PADRE FLÁVIO CAVALCA DE CASTRO CSsR
Enquanto cidadão capaz de pensar, faço uma leitura do voto apresentado pela Ministra Ellen Gracie, Presidente do STF, no julgamento da constituicionalidade ou não do uso de embriões humanos em pesquisas (especificamente) referentes a células-tronco.
Inicialmente afirma que a função da corte será decidir se a lei em questão está ou não em contradição com a Constituição. Recusa-lhe a função de dirimir questões científicas, filosóficas, religiosas, morais ou éticas. Afirma ainda que não existe “uma definição constitucional do momento inicial da vida humana e não é papel desta Suprema Corte estabelecer conceitos que já não estejam explícita ou implicitamente plasmados na Constituição Federal”.
No encaminhamento da questão, faz uma observação muito séria e pertinente: está em questão o uso, em experiências científicas, de embriões sobrantes de processos de fertilização in vitro. Mas, antes seria preciso debater a “aceitação desse excedente de óvulos fertilizados como um custo necessário à superação da infertilidade”. No entanto, isso “nunca foi objeto de regulamentação pelo Congresso Nacional, havendo, nessa matéria, tão-somente, uma resolução do Conselho Federal de Medicina (Resolução 1.358, de 11.11.1992). Note-se, portanto, que há realmente um vazio nas disposições jurídicas sobre a própria criação de embriões, que foi indiretamente ocupado pelo Conselho Federal de Medicina.
Logo em seguida, porém, passa a usar argumento apresentado como científico, mas que contém aspectos de ordem filosófica, por entrar na interpretação ontológica, ou constitutiva do ser. Apela para os conceitos de “embrião” e “pré-embrião”, e de uma conceituação “científica” tira uma conclusão moral: uma vez que o “pré-embrião” não é “humano” seu uso em experiências não é questão de ordem moral, mas técnica apenas. O sentido de “humano” é usado aqui de modo obscuro. Um “pré-embrião” de seres humanos simplesmente não é “humano”? Parece evidente que se trata do ser humano em um estágio específico e inicial da sua formação, a ser seguido por inúmeros outros estágios, também após o nascimento. – De fato, hoje mesmo em biologia e genética, se reconhece que a distinção que se quer fazer entre “pré-embrião” e “embrião” se baseia em mutações do mesmo ser, assim como mais adiante se faz a distinção entre embrião e feto. Estas verificações científicas podem ser úteis mas, em vez de negar, afirmam a unicidade do processo biológico evolutivo do ser humano em suas várias fases.

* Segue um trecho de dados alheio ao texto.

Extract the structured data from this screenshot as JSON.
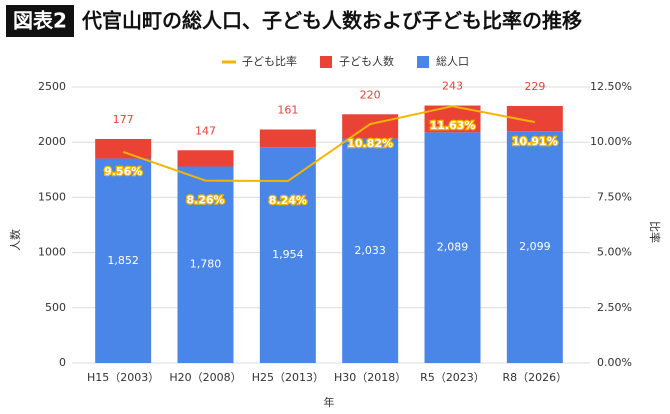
{
  "badge": "図表2",
  "chart_data": {
    "type": "bar",
    "stacked": true,
    "title": "代官山町の総人口、子ども人数および子ども比率の推移",
    "xlabel": "年",
    "ylabel": "人数",
    "y2label": "比率",
    "categories": [
      "H15（2003）",
      "H20（2008）",
      "H25（2013）",
      "H30（2018）",
      "R5（2023）",
      "R8（2026）"
    ],
    "series": [
      {
        "name": "総人口",
        "color": "#4a86e8",
        "values": [
          1852,
          1780,
          1954,
          2033,
          2089,
          2099
        ],
        "value_labels": [
          "1,852",
          "1,780",
          "1,954",
          "2,033",
          "2,089",
          "2,099"
        ]
      },
      {
        "name": "子ども人数",
        "color": "#ea4335",
        "values": [
          177,
          147,
          161,
          220,
          243,
          229
        ]
      },
      {
        "name": "子ども比率",
        "type": "line",
        "axis": "y2",
        "color": "#f4b400",
        "values": [
          9.56,
          8.26,
          8.24,
          10.82,
          11.63,
          10.91
        ],
        "value_labels": [
          "9.56%",
          "8.26%",
          "8.24%",
          "10.82%",
          "11.63%",
          "10.91%"
        ]
      }
    ],
    "ylim": [
      0,
      2500
    ],
    "yticks": [
      0,
      500,
      1000,
      1500,
      2000,
      2500
    ],
    "y2lim": [
      0,
      12.5
    ],
    "y2ticks": [
      {
        "value": 0,
        "label": "0.00%"
      },
      {
        "value": 2.5,
        "label": "2.50%"
      },
      {
        "value": 5,
        "label": "5.00%"
      },
      {
        "value": 7.5,
        "label": "7.50%"
      },
      {
        "value": 10,
        "label": "10.00%"
      },
      {
        "value": 12.5,
        "label": "12.50%"
      }
    ],
    "grid": true,
    "legend": "top"
  }
}
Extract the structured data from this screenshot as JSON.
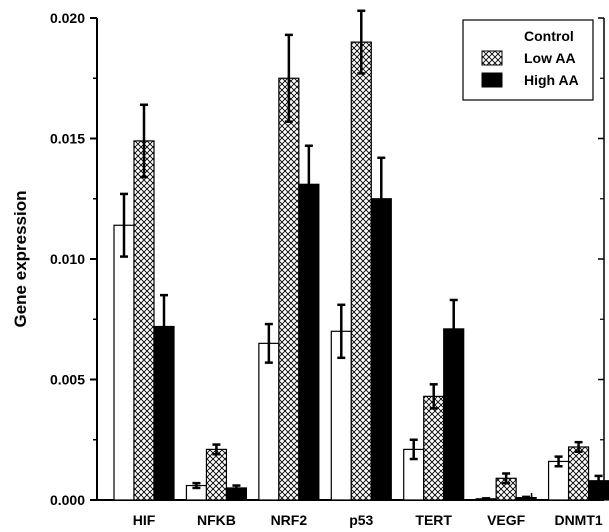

A ministra destaca depois as cautelas presentes na Lei 11.105/2005, sem discutir se essa lei, que regulamenta a liberação de organismos geneticamente modificados, era o contexto adequado para discutir o uso de embriões humanos em pesquisas. Surpreendentemente, dessas cautelas aduzidas, tira uma conclusão de maneira nenhuma sufragada pelas premissas:
“Assim, por verificar um significativo grau de razoabilidade e cautela no tratamento normativo dado à matéria aqui exaustivamente debatida, não vejo qualquer ofensa à dignidade humana na utilização de pré-embriões inviáveis ou congelados há mais de três anos nas pesquisas de células-tronco, que não teriam outro destino que não o descarte.”
Para quem não aceitar a argumentação baseada na distinção entre “pré-embrião” e “embrião”, a ministra oferece um argumento que parece julgar definitivo:
“destaco a plena aplicabilidade, no presente caso, do princípio utilitarista, segundo o qual deve ser buscado o resultado de maior alcance com o mínimo de sacrifício possível. O aproveitamento, nas pesquisas científicas com células-tronco, dos embriões gerados no procedimento de reprodução humana assistida é infinitamente mais útil e nobre do que o descarte vão dos mesmos.”
Será preciso mostrar aonde leva o utilitarismo como critério de ética e de moralidade?
Conclui a ministra que não existe violação ao direito à vida porque:
“A improbabilidade da utilização desses pré-embriões (absoluta no caso dos inviáveis e altamente previsível na hipótese dos congelados há mais de três anos) na geração de novos seres humanos também afasta a alegação de violação ao direito à vida”.
Mas, desculpe senhora ministra, aí lhe escapou uma falácia certamente involuntária (além da contida no conceito “pré-embrião”): os embriões, ou pré-embriões, se quiser, são utilizados na geração de novos seres humanos, ou já são as primeiras etapas do desenvolvimento de um ser humano já existente? Sua argumentação supõe como provado o que ainda o deveria ser.
No voto da ministra Ellen Gracie há elementos aceitáveis, e outros falhos ou capciosos. Sinceramente, com todo o respeito, eu esperava mais.